Conductor Maestro Yorgus takes his final bow after concluding the wind ensemble performance. (Ally Beckwitt/Lariat)
Saddleback’s Wind Ensemble takes the stage at the McKinney Theatre on the night of Friday October 6 for their first concert of the year titled October Winds. Conducted by Maestro Yorgus Kouritas, he led the musical group through seven different pieces, each ranging in style, tempo and difficulty.
They began the night with a piece called Introduction, Song & Gigue composed by Ralph Lehman which integrated a saxophone solo.

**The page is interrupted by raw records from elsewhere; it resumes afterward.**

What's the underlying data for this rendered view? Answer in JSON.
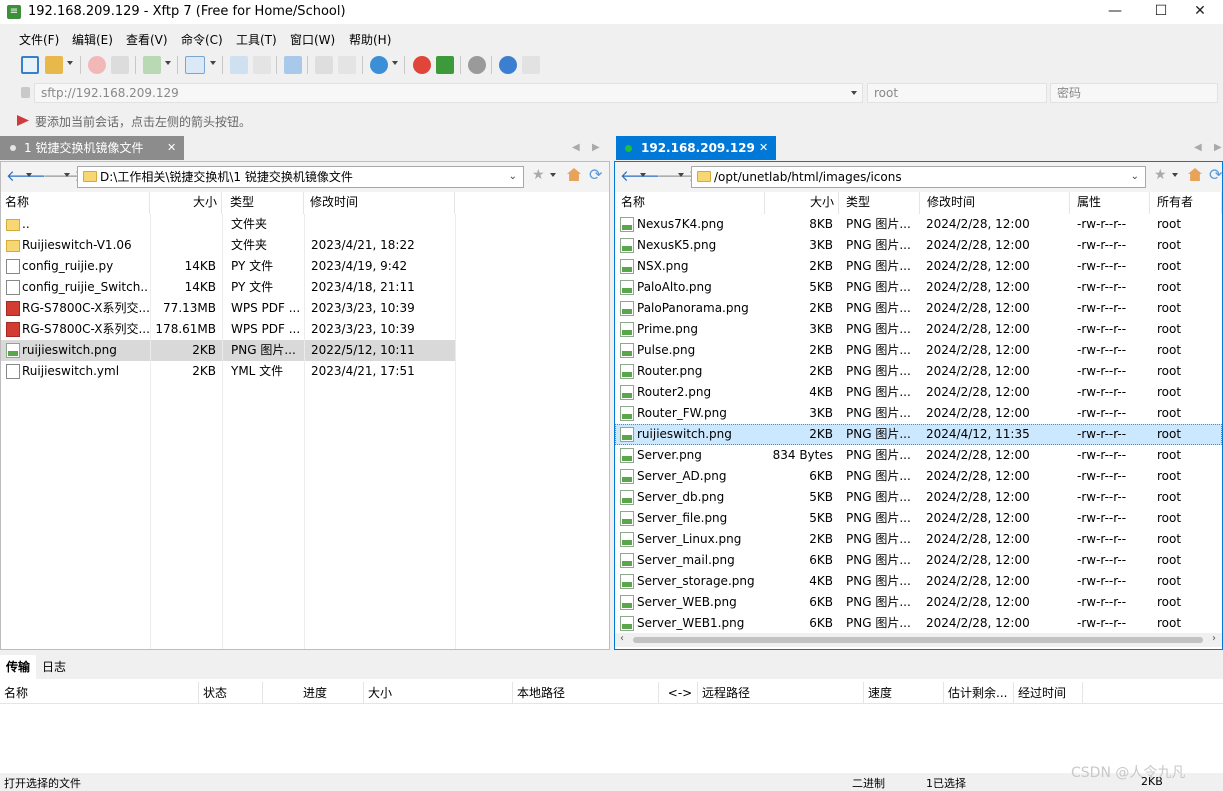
{
  "window": {
    "title": "192.168.209.129 - Xftp 7 (Free for Home/School)",
    "minimize": "—",
    "maximize": "☐",
    "close": "✕"
  },
  "menu": [
    "文件(F)",
    "编辑(E)",
    "查看(V)",
    "命令(C)",
    "工具(T)",
    "窗口(W)",
    "帮助(H)"
  ],
  "address": {
    "url_placeholder": "sftp://192.168.209.129",
    "user_placeholder": "root",
    "password_placeholder": "密码"
  },
  "hint": "要添加当前会话，点击左侧的箭头按钮。",
  "left": {
    "tab_label": "1 锐捷交换机镜像文件",
    "path": "D:\\工作相关\\锐捷交换机\\1 锐捷交换机镜像文件",
    "columns": [
      "名称",
      "大小",
      "类型",
      "修改时间"
    ],
    "rows": [
      {
        "icon": "folder",
        "name": "..",
        "size": "",
        "type": "文件夹",
        "modified": ""
      },
      {
        "icon": "folder",
        "name": "Ruijieswitch-V1.06",
        "size": "",
        "type": "文件夹",
        "modified": "2023/4/21, 18:22"
      },
      {
        "icon": "doc",
        "name": "config_ruijie.py",
        "size": "14KB",
        "type": "PY 文件",
        "modified": "2023/4/19, 9:42"
      },
      {
        "icon": "doc",
        "name": "config_ruijie_Switch....",
        "size": "14KB",
        "type": "PY 文件",
        "modified": "2023/4/18, 21:11"
      },
      {
        "icon": "pdf",
        "name": "RG-S7800C-X系列交...",
        "size": "77.13MB",
        "type": "WPS PDF ...",
        "modified": "2023/3/23, 10:39"
      },
      {
        "icon": "pdf",
        "name": "RG-S7800C-X系列交...",
        "size": "178.61MB",
        "type": "WPS PDF ...",
        "modified": "2023/3/23, 10:39"
      },
      {
        "icon": "png",
        "name": "ruijieswitch.png",
        "size": "2KB",
        "type": "PNG 图片...",
        "modified": "2022/5/12, 10:11",
        "selected": true
      },
      {
        "icon": "doc",
        "name": "Ruijieswitch.yml",
        "size": "2KB",
        "type": "YML 文件",
        "modified": "2023/4/21, 17:51"
      }
    ]
  },
  "right": {
    "tab_label": "192.168.209.129",
    "path": "/opt/unetlab/html/images/icons",
    "columns": [
      "名称",
      "大小",
      "类型",
      "修改时间",
      "属性",
      "所有者"
    ],
    "rows": [
      {
        "name": "Nexus7K4.png",
        "size": "8KB",
        "type": "PNG 图片...",
        "modified": "2024/2/28, 12:00",
        "attr": "-rw-r--r--",
        "owner": "root"
      },
      {
        "name": "NexusK5.png",
        "size": "3KB",
        "type": "PNG 图片...",
        "modified": "2024/2/28, 12:00",
        "attr": "-rw-r--r--",
        "owner": "root"
      },
      {
        "name": "NSX.png",
        "size": "2KB",
        "type": "PNG 图片...",
        "modified": "2024/2/28, 12:00",
        "attr": "-rw-r--r--",
        "owner": "root"
      },
      {
        "name": "PaloAlto.png",
        "size": "5KB",
        "type": "PNG 图片...",
        "modified": "2024/2/28, 12:00",
        "attr": "-rw-r--r--",
        "owner": "root"
      },
      {
        "name": "PaloPanorama.png",
        "size": "2KB",
        "type": "PNG 图片...",
        "modified": "2024/2/28, 12:00",
        "attr": "-rw-r--r--",
        "owner": "root"
      },
      {
        "name": "Prime.png",
        "size": "3KB",
        "type": "PNG 图片...",
        "modified": "2024/2/28, 12:00",
        "attr": "-rw-r--r--",
        "owner": "root"
      },
      {
        "name": "Pulse.png",
        "size": "2KB",
        "type": "PNG 图片...",
        "modified": "2024/2/28, 12:00",
        "attr": "-rw-r--r--",
        "owner": "root"
      },
      {
        "name": "Router.png",
        "size": "2KB",
        "type": "PNG 图片...",
        "modified": "2024/2/28, 12:00",
        "attr": "-rw-r--r--",
        "owner": "root"
      },
      {
        "name": "Router2.png",
        "size": "4KB",
        "type": "PNG 图片...",
        "modified": "2024/2/28, 12:00",
        "attr": "-rw-r--r--",
        "owner": "root"
      },
      {
        "name": "Router_FW.png",
        "size": "3KB",
        "type": "PNG 图片...",
        "modified": "2024/2/28, 12:00",
        "attr": "-rw-r--r--",
        "owner": "root"
      },
      {
        "name": "ruijieswitch.png",
        "size": "2KB",
        "type": "PNG 图片...",
        "modified": "2024/4/12, 11:35",
        "attr": "-rw-r--r--",
        "owner": "root",
        "selected": true
      },
      {
        "name": "Server.png",
        "size": "834 Bytes",
        "type": "PNG 图片...",
        "modified": "2024/2/28, 12:00",
        "attr": "-rw-r--r--",
        "owner": "root"
      },
      {
        "name": "Server_AD.png",
        "size": "6KB",
        "type": "PNG 图片...",
        "modified": "2024/2/28, 12:00",
        "attr": "-rw-r--r--",
        "owner": "root"
      },
      {
        "name": "Server_db.png",
        "size": "5KB",
        "type": "PNG 图片...",
        "modified": "2024/2/28, 12:00",
        "attr": "-rw-r--r--",
        "owner": "root"
      },
      {
        "name": "Server_file.png",
        "size": "5KB",
        "type": "PNG 图片...",
        "modified": "2024/2/28, 12:00",
        "attr": "-rw-r--r--",
        "owner": "root"
      },
      {
        "name": "Server_Linux.png",
        "size": "2KB",
        "type": "PNG 图片...",
        "modified": "2024/2/28, 12:00",
        "attr": "-rw-r--r--",
        "owner": "root"
      },
      {
        "name": "Server_mail.png",
        "size": "6KB",
        "type": "PNG 图片...",
        "modified": "2024/2/28, 12:00",
        "attr": "-rw-r--r--",
        "owner": "root"
      },
      {
        "name": "Server_storage.png",
        "size": "4KB",
        "type": "PNG 图片...",
        "modified": "2024/2/28, 12:00",
        "attr": "-rw-r--r--",
        "owner": "root"
      },
      {
        "name": "Server_WEB.png",
        "size": "6KB",
        "type": "PNG 图片...",
        "modified": "2024/2/28, 12:00",
        "attr": "-rw-r--r--",
        "owner": "root"
      },
      {
        "name": "Server_WEB1.png",
        "size": "6KB",
        "type": "PNG 图片...",
        "modified": "2024/2/28, 12:00",
        "attr": "-rw-r--r--",
        "owner": "root"
      }
    ]
  },
  "bottom": {
    "tabs": [
      "传输",
      "日志"
    ],
    "columns": [
      "名称",
      "状态",
      "进度",
      "大小",
      "本地路径",
      "<->",
      "远程路径",
      "速度",
      "估计剩余...",
      "经过时间"
    ]
  },
  "status": {
    "left": "打开选择的文件",
    "mode": "二进制",
    "selection": "1已选择",
    "size": "2KB"
  },
  "watermark": "CSDN @人令九凡",
  "colors": {
    "selected_row": "#cce8ff",
    "selected_row_left": "#d9d9d9",
    "active_tab": "#0078d7",
    "session_dot": "#1fbf3a"
  }
}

“My favorite piece was the saxophone solo,” third chair flute and piccolo player Betty Whyte said. “We just got that piece like one rehearsal ago and he is so awesome.”
Kouritas then led the band through a slow piece and onto an ensemble that was composed of many different styles and tempos.
This composition was created by William Walton and is made up of nine movements, each ranging in tempos, sound, and tone. In between each song performance Kouritas explained each of the compositions and the background behind the song itself and the composer.
“Originally the nine movements were for solo piano were intended for his niece Elizabeth Walton,” said Kouritas. “After a few transformations we received a final wind ensemble version.”
Folk Dances the next piece performed was written by Dmitri Shostakovich, one of the greatest composers and certainly the best to have come from former Soviet Union. During that time in Soviet Union composers were pressured to compose in a specific style that would satisfy the officials. If they did not write in that way they were asked to and followed their own path composers faced the risk of being exiled for many years.
“Folk Dances was the dance of youth, purely instrumental movement intended to lighten up the suites,” said Kouritas. “That includes several Russian folk melodies strung together one after the other as a rise to a big finish.”
The concluding number was Selections From Porgy and Bess composed by George Gershwin. Porgy and Bess is originally an opera with a libretto written by Dubose Heyward and the opera was adapted from Heyward’s play Porgy.
“George Gershwin was a genius of a composer,” said Kouritas. “He was the first composer who in the 20 century combined classical and jazz.”
The wind ensemble instruments for the evening were made up of clarinets, trumpets, flutes, horns, saxophones, tubas, trombones, euphoniums, timpani-percussion, a bassoon and an oboe. Two of the ensemble members, Betty Whyte and MaryAnn McNamara, have been a part of this music group at Saddleback since the late 90s.
“Some of our pieces are more challenging and some are relaxing,” said MaryAnn McNamara. “Folk Dances, that’s a real challenging piece and so I like it for that reason and the Porgy and Bess is fun to play some pop-musical type things just because it is so relaxing and you get to play a more jazzy style music.”
The next scheduled wind ensemble performance is dated for December 7 and will directed by Yorgus Kouritas again.